Corte
Estamos por cenar y de pronto nos quedamos a oscuras. Sólo se ven las coronas azules de las hornallas. El nene se queja. Apoyo a tientas los platos en la mesa. Uno se me resbala y se rompe. El nene llora. Me arrimo a consolarlo y sin querer le meto un dedo en el ojo. Grita. Tranquilo, no pasa nada, le miento. Largaría un rosario de puteadas: recrudeció mi torpeza, tengo trabajo pendiente en la computadora y en el freezer hay carne para Las Fiestas. Se llega a descongelar y no hay festejo para nadie. Debería barrer los vidrios, pero se va a quemar la comida. Las gotas de transpiración me bajan por el escote. Oscar se levanta a buscar soluciones. Revisa la caja de luz iluminándose con el celular, sube y baja perillas, se hace el experto pero la luz no vuelve. No somos nosotros, dice. Encuentra las velas. Pone una cerca, otra en el baño y la tercera en la mesa. El nene canta el cumpleaños feliz y la sopla. Me enojo y Oscar se ríe; los dos al mismo tiempo. Él barre los platos rotos mientras yo sirvo. Cenamos en silencio.
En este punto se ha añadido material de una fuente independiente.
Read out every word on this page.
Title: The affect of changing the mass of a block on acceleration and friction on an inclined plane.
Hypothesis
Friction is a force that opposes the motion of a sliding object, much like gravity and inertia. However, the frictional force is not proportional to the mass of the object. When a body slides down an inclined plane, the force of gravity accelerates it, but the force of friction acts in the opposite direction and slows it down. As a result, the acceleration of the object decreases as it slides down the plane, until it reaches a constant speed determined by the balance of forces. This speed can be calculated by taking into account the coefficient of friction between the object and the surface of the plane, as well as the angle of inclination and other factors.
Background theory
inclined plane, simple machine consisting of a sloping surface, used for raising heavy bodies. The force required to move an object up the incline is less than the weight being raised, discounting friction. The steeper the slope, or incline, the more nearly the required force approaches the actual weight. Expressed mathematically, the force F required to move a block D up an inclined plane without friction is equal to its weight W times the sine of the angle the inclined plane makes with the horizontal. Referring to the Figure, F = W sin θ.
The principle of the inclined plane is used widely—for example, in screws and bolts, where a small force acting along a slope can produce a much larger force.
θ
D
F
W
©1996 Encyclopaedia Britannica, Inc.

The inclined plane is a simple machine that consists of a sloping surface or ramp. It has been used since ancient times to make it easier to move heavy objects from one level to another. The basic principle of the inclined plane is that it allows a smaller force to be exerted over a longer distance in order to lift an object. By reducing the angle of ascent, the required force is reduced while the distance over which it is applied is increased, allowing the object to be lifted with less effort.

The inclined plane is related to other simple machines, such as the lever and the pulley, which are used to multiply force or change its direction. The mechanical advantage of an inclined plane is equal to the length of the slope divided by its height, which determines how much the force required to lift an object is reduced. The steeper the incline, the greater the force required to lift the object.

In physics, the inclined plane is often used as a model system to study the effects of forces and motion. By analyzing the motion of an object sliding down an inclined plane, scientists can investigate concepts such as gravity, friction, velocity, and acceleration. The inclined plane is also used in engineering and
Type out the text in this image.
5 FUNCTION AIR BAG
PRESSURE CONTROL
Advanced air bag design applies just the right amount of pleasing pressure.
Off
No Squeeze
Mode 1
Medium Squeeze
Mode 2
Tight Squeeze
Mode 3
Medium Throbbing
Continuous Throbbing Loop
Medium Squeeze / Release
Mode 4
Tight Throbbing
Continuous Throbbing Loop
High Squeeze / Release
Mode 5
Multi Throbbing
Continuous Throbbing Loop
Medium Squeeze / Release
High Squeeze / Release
La bronca se nos hace costumbre y ya tiene el tufo de la resignación. Los edificios nuevos brotaron como hongos en la cuadra. ¿Con el permiso de quién? Los carteles prometían comodidades en inglés, pero los acomodados no viven en este barrio. Si hace mucho calor, prendemos el aire acondicionado y sabemos que hay que cruzar los dedos para que la ciudad no se desmaye.
Nos asomamos a la ventana. Ni nos miramos. El corte es grande y, si dura, se acaba el agua. El trajín habitual se sofoca, suben ruidos de pueblo: la explosión de un petardo ansioso al que se le enredan algunos ladridos. Los espirales contra los mosquitos fuman en nuestras habitaciones. Antes disparaban recuerdos de infancia. Ya no. De tanto apagón tenemos impregnada la ropa y ahora le sentimos olor a derrota. Sin televisión. Sin tecnología. Batería baja. El nene dormido. Podríamos ponernos a charlar. Sin embargo, preferimos quedarnos callados.